Web 2.0 – ein Phantom?

Peter Baumgartner schreibt vom Web 2.0, Michael Kerres auch; im Weiterbildungsblog wird darauf verwiesen – es schein also wichtig zu sein. Oder doch nicht? Wenn ich ehrlich bin, fällt mir, wenn ich über neuer Konstrukte wie Bildungspsychologie nachdenke, mehr ein als bei der Reflexion über Begriffe, die , mal wieder – ähnlich wie Social Software – eine neue Kiste für ein ganze Reihe technologisch getriebener Phänomene suchen. Das gilt besonders dann, wenn sie weitgehend inhaltsleer sind wie „Web 2.0“.

Es gibt nicht „das Web 2.0“ – ist es also ein Phantom? Oder eine begriffliche Stütze? Oder ein Weg zur Konstruktion von etwas tatsächlich Neuem?

Der Markt an Tools ist unglaublich schnelllebig geworden; meiner Beobachtung zufolge halten haben wir in der Forschung kaum eine Chance, da mit theoretischen Überlegungen oder gar empirischen Arbeiten auch nur in einigermaßen tolerablen Zeitabständen hinterher zu kommen – jedenfalls nicht, wenn man die gängigen wissenschaftlichen Standards angelegt. Zugegeben: Ein ganze Reihe Weblogs von klugen Menschen sowie meine studentischen und wissenschaftliche (jungen) Mitarbeiter helfen mir, zumindest begrifflich soweit auf der Höhe zu bleiben, dass ich weiß, wovon im Moment die Rede ist. Das ist für Psychologen und Pädagogen, die mit ihrer Arbeit neben den wissenschaftlichen Leistungen auch einen gesellschaftlichen Beitrag liefern wollen, ein echtes Problem. Ich meine, wenn man schon erleichtert oder gar erfreut ist, zu wissen, wovon die Rede ist: Was ist das für ein Erfolgskriterium? Andererseits könnte es auch wieder gut sein, nicht sofort in jeden neue technologische Errungenschaft zu versinken, sondern etwas distanzierter nachzuhaken, ob wir darin nicht doch etwas alt Bekanntes entdecken oder eine Variation des schon mal Dagewesenen.

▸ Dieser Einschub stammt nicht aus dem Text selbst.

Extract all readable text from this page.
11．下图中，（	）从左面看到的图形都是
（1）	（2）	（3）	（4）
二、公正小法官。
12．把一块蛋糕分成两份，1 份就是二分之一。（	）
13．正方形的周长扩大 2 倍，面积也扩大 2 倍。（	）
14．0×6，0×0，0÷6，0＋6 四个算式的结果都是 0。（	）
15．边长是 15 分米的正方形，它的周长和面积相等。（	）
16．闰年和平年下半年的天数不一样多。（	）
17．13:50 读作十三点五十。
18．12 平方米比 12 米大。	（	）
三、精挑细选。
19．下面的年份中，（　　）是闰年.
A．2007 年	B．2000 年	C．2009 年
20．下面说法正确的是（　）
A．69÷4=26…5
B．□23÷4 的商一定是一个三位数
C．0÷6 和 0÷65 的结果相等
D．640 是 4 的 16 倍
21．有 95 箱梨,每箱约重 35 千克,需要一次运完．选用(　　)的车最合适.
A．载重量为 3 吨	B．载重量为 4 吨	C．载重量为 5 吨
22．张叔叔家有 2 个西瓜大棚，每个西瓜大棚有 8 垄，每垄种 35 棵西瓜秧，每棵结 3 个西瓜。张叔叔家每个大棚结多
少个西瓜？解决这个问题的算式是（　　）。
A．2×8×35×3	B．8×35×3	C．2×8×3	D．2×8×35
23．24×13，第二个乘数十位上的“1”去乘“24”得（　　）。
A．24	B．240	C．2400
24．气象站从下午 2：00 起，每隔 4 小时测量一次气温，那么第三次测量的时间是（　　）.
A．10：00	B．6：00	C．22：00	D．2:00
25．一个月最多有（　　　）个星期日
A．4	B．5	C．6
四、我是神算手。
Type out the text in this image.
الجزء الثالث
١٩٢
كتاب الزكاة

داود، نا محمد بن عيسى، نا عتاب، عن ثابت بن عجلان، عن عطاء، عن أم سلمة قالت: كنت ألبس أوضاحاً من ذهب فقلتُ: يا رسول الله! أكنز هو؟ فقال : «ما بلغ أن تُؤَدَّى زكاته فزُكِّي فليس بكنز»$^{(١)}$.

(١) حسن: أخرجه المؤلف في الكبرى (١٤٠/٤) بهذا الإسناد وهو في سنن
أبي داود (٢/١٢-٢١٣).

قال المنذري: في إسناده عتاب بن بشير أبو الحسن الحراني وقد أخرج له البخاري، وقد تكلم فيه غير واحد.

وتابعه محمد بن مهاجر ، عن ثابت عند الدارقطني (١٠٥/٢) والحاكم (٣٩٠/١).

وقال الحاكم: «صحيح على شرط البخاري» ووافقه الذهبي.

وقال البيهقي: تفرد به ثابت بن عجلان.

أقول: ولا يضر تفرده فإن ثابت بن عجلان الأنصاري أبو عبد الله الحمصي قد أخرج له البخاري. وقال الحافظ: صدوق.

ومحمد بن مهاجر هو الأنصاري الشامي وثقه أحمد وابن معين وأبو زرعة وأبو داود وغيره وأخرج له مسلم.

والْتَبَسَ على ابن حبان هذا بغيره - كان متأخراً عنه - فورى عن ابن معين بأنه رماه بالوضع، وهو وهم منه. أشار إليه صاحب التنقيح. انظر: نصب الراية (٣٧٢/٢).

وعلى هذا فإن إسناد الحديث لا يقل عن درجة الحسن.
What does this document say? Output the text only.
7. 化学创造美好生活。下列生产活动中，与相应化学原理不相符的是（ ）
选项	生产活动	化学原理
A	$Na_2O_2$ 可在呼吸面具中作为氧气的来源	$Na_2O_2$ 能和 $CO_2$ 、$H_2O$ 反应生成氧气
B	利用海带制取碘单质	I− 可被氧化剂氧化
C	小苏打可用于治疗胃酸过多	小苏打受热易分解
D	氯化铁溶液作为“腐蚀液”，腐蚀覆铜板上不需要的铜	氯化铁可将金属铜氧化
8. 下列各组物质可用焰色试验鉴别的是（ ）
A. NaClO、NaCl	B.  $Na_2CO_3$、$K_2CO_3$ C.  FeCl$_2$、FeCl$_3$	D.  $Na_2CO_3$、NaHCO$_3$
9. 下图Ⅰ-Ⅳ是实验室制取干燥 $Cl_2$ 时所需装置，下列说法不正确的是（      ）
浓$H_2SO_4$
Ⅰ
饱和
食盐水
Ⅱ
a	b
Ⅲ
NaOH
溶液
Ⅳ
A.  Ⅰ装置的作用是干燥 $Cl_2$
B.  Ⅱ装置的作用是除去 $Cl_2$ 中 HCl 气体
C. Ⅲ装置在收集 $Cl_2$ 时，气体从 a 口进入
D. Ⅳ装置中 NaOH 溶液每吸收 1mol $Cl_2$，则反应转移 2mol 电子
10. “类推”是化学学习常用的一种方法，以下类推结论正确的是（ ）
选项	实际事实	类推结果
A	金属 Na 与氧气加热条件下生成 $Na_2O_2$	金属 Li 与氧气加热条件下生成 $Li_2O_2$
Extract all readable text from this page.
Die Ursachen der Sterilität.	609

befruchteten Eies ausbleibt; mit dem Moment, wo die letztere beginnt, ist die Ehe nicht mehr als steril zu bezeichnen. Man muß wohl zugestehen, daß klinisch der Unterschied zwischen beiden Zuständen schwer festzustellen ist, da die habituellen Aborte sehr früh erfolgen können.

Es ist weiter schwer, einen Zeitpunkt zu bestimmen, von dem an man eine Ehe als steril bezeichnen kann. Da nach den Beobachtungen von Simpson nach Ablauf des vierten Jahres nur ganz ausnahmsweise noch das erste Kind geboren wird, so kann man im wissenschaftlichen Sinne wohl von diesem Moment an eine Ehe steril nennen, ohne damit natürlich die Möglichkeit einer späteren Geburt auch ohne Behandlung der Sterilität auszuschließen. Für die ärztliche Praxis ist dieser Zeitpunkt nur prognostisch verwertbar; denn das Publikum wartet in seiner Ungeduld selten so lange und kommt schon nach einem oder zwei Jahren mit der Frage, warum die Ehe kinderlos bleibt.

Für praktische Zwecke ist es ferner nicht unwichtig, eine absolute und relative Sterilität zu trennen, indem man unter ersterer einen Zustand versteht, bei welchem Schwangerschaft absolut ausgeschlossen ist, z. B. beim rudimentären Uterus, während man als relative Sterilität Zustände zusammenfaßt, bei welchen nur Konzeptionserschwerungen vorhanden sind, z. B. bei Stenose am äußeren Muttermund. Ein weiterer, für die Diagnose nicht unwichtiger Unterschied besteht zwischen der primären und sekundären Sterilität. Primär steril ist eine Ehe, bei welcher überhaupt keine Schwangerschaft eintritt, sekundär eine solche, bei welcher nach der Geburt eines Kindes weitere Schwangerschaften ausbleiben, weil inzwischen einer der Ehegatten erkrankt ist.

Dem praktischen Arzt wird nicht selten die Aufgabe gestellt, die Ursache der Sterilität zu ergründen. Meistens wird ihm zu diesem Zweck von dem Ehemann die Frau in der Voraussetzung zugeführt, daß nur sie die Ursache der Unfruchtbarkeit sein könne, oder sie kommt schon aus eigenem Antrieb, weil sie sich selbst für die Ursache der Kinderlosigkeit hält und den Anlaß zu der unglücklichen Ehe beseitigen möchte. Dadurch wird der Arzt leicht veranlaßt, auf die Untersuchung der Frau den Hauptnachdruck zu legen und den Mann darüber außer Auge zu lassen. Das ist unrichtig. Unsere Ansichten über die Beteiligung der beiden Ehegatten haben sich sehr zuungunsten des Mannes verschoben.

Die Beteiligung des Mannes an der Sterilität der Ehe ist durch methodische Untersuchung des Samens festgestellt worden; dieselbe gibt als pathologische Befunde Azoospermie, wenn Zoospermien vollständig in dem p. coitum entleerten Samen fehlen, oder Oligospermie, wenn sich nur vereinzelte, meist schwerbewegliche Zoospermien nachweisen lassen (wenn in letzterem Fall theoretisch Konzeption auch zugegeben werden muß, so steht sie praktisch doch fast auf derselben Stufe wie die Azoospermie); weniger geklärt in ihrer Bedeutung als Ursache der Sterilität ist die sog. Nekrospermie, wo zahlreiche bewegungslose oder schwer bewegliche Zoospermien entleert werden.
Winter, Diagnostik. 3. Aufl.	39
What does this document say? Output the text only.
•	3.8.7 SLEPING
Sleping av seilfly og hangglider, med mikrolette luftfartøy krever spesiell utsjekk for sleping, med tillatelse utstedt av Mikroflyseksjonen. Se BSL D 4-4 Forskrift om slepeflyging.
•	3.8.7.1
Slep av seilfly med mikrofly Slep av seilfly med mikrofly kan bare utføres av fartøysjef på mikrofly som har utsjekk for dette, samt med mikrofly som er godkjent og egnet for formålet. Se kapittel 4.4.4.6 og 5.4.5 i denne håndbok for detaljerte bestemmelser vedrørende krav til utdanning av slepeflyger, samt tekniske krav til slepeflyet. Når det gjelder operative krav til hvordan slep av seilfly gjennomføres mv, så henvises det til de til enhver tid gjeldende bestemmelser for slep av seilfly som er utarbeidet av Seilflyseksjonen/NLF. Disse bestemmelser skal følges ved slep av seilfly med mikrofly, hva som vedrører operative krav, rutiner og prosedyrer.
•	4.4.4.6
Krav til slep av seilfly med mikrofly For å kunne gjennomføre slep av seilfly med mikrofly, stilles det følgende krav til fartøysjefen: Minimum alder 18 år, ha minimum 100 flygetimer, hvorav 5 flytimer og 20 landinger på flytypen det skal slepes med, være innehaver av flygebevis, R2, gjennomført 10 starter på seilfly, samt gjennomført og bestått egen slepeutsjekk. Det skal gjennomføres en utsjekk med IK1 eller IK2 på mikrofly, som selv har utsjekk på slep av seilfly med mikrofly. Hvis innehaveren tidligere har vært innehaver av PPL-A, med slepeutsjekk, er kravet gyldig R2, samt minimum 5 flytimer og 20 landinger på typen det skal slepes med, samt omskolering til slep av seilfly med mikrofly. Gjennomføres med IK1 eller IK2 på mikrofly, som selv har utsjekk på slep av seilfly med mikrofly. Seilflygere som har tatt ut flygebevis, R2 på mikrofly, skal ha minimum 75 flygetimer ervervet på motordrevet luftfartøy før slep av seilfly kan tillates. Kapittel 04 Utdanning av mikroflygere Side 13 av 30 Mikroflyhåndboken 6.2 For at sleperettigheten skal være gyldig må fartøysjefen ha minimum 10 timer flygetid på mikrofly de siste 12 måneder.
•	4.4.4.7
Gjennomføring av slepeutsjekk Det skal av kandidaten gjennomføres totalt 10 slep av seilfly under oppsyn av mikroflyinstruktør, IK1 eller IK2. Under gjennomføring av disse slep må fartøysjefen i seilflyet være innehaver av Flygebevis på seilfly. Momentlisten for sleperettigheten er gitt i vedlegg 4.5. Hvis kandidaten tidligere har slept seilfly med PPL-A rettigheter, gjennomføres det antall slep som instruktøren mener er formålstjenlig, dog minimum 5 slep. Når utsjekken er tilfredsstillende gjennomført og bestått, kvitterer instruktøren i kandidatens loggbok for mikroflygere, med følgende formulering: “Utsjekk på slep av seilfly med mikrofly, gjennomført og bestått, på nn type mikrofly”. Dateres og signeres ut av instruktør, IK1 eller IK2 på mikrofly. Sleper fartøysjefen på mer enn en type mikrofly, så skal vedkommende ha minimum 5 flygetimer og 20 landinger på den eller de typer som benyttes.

Aber gut: Ich versuche, am Ball zu bleiben – mit vereinten Kräften wird es schon gehen 😉

Bildungspsychologie

Im Heft 4 der Psychologischen Rundschau aus dem vergangenen Jahr (2005) findet sich ein Vorschlag zur Konzeptionierung einer eigenen Bildungspsychologie von Christiane Spiel und Ralph Reimann. Sieben kurze Kommentare setzen sich (im selben Heft) teils stark befürwortend, teils zurückhaltend, teils skeptisch mit diesem Vorschlag auseinander. Leider ist das nicht online zu haben; da muss man sich in die Bibliothek begeben – wer Interesse hat, für den lohnt es sich aber.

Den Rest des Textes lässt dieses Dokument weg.